---
title: "EmDash REST API: External Access to Your Content"
description: "How to access EmDash content from external applications using the REST API. Authentication, endpoints, and common patterns."
article_type: child
canonical: https://dashstro.com/learn/emdash-rest-api
---
EmDash is primarily designed to power Astro pages via its TypeScript content API. But there are legitimate reasons to reach content from outside that context — a mobile app, a marketing tool, a data pipeline, or a separate frontend. For those cases, EmDash exposes a REST API.

This article covers the authentication model, the available endpoints, response shapes, and the important decision of when to use REST versus the internal TypeScript API.

## Authentication: API Tokens

The REST API uses token-based authentication. Generate a token in the EmDash admin panel under Settings > API Tokens. Tokens are scoped — you can create read-only tokens for external consumers and keep write-capable tokens limited to trusted integrations.

Pass the token in the `Authorization` header on every request:

```bash
# List entries from the 'posts' collection
curl https://yoursite.com/_emdash/api/collections/posts/entries \
  -H "Authorization: Bearer YOUR_API_TOKEN"

# Get a single entry by slug
curl https://yoursite.com/_emdash/api/collections/posts/entries/my-post-slug \
  -H "Authorization: Bearer YOUR_API_TOKEN"

# Search across collections
curl "https://yoursite.com/_emdash/api/search?q=your+query&collections=posts,docs" \
  -H "Authorization: Bearer YOUR_API_TOKEN"
```

## Key Endpoints

All API routes are under `/_emdash/api/`. The table below covers the most commonly used endpoints for reading published content.

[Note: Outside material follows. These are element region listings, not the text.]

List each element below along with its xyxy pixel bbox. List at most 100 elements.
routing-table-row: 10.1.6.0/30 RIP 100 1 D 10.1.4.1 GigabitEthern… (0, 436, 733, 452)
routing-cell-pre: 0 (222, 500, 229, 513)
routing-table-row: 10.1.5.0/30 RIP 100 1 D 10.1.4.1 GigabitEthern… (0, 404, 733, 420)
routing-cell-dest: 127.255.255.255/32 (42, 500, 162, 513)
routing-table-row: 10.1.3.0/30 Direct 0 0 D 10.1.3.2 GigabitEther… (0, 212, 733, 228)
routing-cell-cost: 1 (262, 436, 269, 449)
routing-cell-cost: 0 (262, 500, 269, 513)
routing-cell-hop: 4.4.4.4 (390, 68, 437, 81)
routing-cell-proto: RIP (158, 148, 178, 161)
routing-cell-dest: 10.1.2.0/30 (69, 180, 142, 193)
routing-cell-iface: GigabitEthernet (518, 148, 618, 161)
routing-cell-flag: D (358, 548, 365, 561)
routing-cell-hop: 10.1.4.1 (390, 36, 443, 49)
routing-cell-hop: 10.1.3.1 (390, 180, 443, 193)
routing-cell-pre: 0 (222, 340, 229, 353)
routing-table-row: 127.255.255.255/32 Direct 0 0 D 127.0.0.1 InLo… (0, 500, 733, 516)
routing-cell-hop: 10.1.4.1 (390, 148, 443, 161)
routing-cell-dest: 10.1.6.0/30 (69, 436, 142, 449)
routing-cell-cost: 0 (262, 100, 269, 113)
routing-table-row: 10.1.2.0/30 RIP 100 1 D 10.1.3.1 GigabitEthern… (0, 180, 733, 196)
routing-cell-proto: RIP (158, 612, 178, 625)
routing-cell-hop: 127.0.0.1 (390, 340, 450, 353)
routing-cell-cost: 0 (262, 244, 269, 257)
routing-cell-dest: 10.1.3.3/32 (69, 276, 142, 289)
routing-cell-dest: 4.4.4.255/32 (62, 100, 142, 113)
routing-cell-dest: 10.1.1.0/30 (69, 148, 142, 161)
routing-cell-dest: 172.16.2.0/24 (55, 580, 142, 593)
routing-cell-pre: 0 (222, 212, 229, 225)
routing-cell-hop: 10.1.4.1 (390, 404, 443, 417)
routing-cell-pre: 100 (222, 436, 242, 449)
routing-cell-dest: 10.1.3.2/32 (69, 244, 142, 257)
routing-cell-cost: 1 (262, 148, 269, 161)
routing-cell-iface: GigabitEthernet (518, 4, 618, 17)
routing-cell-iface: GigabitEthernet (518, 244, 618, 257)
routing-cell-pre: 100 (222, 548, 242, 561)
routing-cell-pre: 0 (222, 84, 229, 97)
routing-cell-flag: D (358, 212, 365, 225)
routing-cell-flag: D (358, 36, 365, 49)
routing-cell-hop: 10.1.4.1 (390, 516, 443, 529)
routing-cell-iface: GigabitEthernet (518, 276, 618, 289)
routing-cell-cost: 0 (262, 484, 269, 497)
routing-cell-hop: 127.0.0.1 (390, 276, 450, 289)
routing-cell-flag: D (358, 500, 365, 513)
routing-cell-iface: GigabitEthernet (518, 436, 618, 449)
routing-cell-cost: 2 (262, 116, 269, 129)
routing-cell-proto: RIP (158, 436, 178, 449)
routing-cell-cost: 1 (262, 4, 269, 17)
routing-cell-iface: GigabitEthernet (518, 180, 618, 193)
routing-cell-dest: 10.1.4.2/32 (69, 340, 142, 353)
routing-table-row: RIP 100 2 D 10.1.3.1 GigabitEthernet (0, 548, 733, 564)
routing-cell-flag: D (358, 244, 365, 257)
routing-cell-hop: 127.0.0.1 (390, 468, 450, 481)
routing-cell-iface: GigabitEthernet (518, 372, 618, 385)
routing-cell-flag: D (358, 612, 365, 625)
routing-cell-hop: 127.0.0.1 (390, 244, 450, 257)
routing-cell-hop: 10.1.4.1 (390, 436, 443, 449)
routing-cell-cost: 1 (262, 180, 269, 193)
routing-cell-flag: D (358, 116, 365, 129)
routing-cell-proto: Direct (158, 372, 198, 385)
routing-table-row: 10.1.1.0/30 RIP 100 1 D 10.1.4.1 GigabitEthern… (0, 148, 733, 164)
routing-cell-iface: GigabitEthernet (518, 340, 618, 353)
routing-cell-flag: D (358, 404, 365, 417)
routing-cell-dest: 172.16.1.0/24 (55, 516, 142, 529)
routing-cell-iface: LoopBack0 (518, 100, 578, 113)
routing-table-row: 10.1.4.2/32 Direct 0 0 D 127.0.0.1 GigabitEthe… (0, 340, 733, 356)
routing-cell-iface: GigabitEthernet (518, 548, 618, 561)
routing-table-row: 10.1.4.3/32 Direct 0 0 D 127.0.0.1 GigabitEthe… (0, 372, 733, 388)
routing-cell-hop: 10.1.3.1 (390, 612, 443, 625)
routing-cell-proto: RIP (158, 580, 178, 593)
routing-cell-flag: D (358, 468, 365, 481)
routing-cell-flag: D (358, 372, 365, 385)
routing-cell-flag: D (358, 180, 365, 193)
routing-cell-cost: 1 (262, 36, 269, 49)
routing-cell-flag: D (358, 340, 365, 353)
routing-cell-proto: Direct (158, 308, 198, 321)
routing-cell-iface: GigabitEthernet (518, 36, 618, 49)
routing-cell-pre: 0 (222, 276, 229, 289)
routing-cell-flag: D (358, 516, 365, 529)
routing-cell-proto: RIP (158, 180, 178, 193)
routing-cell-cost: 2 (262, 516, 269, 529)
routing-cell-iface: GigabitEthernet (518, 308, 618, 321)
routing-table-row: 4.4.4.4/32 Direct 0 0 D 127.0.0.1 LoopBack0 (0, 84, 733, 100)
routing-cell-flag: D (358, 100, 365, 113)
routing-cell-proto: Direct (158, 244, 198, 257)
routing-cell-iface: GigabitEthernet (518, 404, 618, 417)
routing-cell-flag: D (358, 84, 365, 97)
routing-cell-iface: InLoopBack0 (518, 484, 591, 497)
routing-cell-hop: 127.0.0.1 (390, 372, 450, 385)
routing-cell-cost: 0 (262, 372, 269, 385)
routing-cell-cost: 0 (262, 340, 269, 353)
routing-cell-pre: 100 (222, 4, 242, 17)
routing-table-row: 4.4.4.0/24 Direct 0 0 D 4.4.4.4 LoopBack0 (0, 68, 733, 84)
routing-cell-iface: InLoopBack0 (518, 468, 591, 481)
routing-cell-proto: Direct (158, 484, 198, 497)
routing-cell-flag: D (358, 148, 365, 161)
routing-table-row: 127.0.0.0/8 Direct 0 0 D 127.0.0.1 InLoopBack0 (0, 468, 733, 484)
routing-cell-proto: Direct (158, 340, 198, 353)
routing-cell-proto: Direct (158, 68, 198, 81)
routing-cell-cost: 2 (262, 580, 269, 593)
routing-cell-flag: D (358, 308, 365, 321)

| Method | Endpoint | Description |
| --- | --- | --- |
| GET | /_emdash/api/collections/:collection/entries | List published entries. Supports limit, cursor, orderBy query params. |
| GET | /_emdash/api/collections/:collection/entries/:slug | Get a single published entry by slug. |
| GET | /_emdash/api/search | Full-text search. Params: q, collections (comma-separated), limit. |
| GET | /_emdash/api/taxonomies/:taxonomy/terms | List all terms in a taxonomy (e.g. category, tag). |
| GET | /_emdash/api/settings | Read public site settings (title, description, logo). |

## Pagination and Filtering

List endpoints use cursor-based pagination. The response includes a `nextCursor` field when more results are available. Pass it as the `cursor` query parameter on the next request. The `limit` parameter defaults to 20 and caps at 100.

## REST vs Internal API: When to Use Which

If you're building Astro pages in your EmDash site, always use `getEmDashCollection()` and `getEmDashEntry()` from `emdash`. These query the database directly — no HTTP overhead, full TypeScript types, and cache hint support built in.

Use the REST API only when the consumer lives outside your Astro process: a React Native app, a Python script, a Zapier integration, or a separate headless frontend consuming your site as a backend.

:::pullquote
For Astro pages, the internal TypeScript API is always the right choice. REST is for when your consumer lives outside the Astro process entirely.
:::

## Response Format

All responses are JSON. List endpoints return `{ entries, nextCursor }`. Single-entry endpoints return the entry object directly. Error responses use standard HTTP status codes (401 for missing/invalid token, 404 for not found, 422 for validation errors) with a JSON body containing a `message` field.

The REST API gives you a clean, token-authenticated interface to your EmDash content from any HTTP client. For the next level of integration — using EmDash as a content source for an AI agent or automated workflow — the MCP server is worth exploring.